Friend Ajani Adigun Davies says Mrs Wenger believes the illness was a kind of sacrifice, in return for the knowledge she was receiving about the gods.
"The Yoruba beliefs all depend on sacrifice, that you must give something of value to get something of value, you must suffer pain to gain knowledge," he says.
In her early years in Nigeria she met Adjagemo, a high-priest of creator-god Obatala, who would become her mentor.
"He took me by the hand and led me into the spirit world," Mrs Wenger told a French documentary maker in 2005.
"I did not speak Yoruba, and he did not speak English, our only intercourse was the language of the trees."
She divorced her husband and resolved to stay in Osogbo for the rest of her life.
Mrs Wenger believes that the spirit world has long been neglected by Western culture, and spirits can appear to anyone as long as they are willing to accept them.

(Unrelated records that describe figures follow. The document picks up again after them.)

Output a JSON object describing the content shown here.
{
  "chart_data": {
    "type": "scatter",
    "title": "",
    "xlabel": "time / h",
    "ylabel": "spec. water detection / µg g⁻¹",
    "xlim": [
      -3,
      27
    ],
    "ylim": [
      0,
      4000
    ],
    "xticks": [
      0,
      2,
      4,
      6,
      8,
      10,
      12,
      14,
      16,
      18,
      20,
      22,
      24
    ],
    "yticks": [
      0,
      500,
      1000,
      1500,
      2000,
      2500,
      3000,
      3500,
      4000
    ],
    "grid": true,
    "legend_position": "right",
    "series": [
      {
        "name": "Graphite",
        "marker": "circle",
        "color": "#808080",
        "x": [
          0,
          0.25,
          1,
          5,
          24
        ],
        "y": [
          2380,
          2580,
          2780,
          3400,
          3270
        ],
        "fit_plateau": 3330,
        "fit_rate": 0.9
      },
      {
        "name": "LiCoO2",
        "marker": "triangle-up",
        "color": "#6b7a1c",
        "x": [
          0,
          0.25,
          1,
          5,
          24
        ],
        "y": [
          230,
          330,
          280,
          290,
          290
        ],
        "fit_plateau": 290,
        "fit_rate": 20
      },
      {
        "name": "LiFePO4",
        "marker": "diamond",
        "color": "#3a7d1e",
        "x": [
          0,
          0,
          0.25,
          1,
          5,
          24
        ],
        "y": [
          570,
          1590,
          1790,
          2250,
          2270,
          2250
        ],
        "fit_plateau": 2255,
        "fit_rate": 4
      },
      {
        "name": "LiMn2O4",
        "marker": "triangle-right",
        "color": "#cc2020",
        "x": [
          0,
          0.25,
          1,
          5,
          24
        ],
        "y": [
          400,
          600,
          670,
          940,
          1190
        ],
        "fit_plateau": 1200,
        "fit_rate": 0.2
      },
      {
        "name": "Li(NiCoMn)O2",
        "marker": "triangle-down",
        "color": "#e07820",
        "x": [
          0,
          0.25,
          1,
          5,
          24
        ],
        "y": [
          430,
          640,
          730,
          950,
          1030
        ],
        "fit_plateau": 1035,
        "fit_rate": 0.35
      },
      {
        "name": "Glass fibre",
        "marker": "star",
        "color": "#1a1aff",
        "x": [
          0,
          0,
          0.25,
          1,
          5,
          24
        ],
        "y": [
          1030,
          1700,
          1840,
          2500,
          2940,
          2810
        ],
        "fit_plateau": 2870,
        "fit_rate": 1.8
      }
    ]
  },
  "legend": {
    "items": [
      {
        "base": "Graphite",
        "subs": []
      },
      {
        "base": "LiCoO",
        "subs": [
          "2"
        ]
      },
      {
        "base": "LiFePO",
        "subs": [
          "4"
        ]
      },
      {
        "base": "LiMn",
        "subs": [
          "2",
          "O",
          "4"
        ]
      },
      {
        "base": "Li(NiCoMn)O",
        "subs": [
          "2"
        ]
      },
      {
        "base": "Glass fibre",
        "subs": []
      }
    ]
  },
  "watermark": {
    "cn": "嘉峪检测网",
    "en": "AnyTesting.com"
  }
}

"You need special eyes to see them," she says.
Traditions
Enemies in churches and mosques have tried to smash her sculptures of deities and burn down the forest that shelters them.
But artist Sangodare Gbadegesin Ajala, Mrs Wenger's adopted son, says many local people accepted her eagerly.
"Was Christ an African? Muhammad was an Arabian. Why can't our saviour be European?"
The first time he met her was the day of his initiation into the cult of Sango, when he was 11.
His father was an unapologetic devotee of the old gods, and refused to let his child be baptised or go to schools run by Christians or Muslims.
But Mr Ajala wanted to learn to read, and he thought a white woman would let him.
"I saw some children reading books, and I wanted to be able to go to school to read these stories."
But six months after he moved in with Mrs Wenger, he asked her if he could go to school.
"She shouted: 'No! you cannot go to school, they will turn you into a Christian and your life will be over!'" he remembers.